NAMPA Twelve properties in Ada and Canyon counties worth almost a million dollars collectively, owe taxes on unpaid irrigation.
If the bills aren t paid, the properties will be auctioned off for a fraction of the value, by the Nampa and Meridian Irrigation District later this August.
Daren Coon serves at the secretary and treasurer for the irrigation district and said one of the biggest challenges is getting the word out to people that are disconnected to the property.
They might be absentee property owners, they might be in layers of mortgage companies, Coon explained.
The delinquent taxes on the 12 properties total just $6,488.40 and the tax deed sale, mandated under Idaho law, sets the minimum bid for each property at the amount of taxes owed plus expenses related to the delinquency.
The property owners can avoid their property being sold by paying the taxes due prior to the opening of the bids, according to Coon.
Most property owners do pay with just a couple of properties actually being sold over the past several years.
We sold two properties last year, Coon said.
Seven of the properties are in Nampa, three in Meridian and two in Boise, and that is where KTVB found Erlene Arnold, a resident on Cabarton Lane.
So I kept throwing it away, and throwing it away and throwing it away, said Arnold.
She's lived in her home for 18 years and explained that her husband used to pay that bill, but when he passed away a few years ago she didn't know what it was for.
(I thought) this is kind of a fluke and start throwing it away because you wouldn't pay attention to it because we don't have irrigation, said Arnold.
As her tax deadline approached those with the Nampa and Meridian Irrigation District kept sending Arnold letters along with phone calls, finally they informed her that her house would go to the auction block on August 19 if she didn't take action on that bill.
I am mad about it but I have no choice because then my $250,000 home got up on auction for what? Maybe $20,000 or $30,000, said Arnold.

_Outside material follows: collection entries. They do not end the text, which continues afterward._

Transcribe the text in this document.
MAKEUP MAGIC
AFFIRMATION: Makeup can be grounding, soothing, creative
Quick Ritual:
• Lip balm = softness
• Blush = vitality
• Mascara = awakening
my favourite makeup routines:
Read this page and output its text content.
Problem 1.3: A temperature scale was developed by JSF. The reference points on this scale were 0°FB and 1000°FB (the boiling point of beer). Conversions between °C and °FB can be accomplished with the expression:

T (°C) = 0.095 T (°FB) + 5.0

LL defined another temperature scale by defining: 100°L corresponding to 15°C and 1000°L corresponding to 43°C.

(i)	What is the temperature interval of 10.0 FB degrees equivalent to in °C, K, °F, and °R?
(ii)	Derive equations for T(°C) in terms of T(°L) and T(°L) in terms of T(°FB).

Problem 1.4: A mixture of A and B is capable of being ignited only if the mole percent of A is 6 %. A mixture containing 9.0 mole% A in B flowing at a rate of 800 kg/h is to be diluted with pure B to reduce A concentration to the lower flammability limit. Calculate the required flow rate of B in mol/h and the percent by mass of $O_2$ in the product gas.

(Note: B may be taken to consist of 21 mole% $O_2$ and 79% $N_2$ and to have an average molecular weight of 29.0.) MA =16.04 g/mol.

Coon says the district goes to great lengths to make sure no one's property is auctioned off, but the hands of the district are tied to Idaho state law because the requirements to recover tax money are specific.
Our experience is that many newcomers mistakenly believe the district's tax assessment need only be paid if they actually use irrigation water. But that is just not the case. Idaho law specifies that all property owners in the district are to help pay the costs of maintaining the irrigation system, whether they use water or not. In addition, some property owners wrongly believe the irrigation tax payment is part of their escrow tax payment being made by the mortgage company, Coon said. I remain hopeful that all these properties will clear up.
Arnold will be one of those properties with a tax bill stricken from the overdue list; she said her bill will be mailed off this week, to ensure her home is not lost.
She thanks the determined folks at the irrigation district office.
She called me and kept calling me, and I am sending her a thank you card for being persistent with me so I wouldn't lose my house, she said.
A certified letter warning of the pending tax deed action was mailed June 22 to the property owners in addition to several other written notices.
The final warning will come with large advertisements running for three consecutive days in the two local daily newspapers.
Although it is not required, Nampa and Meridian Irrigation District officials also typically take the extra step of trying to find and personally notify the property owners.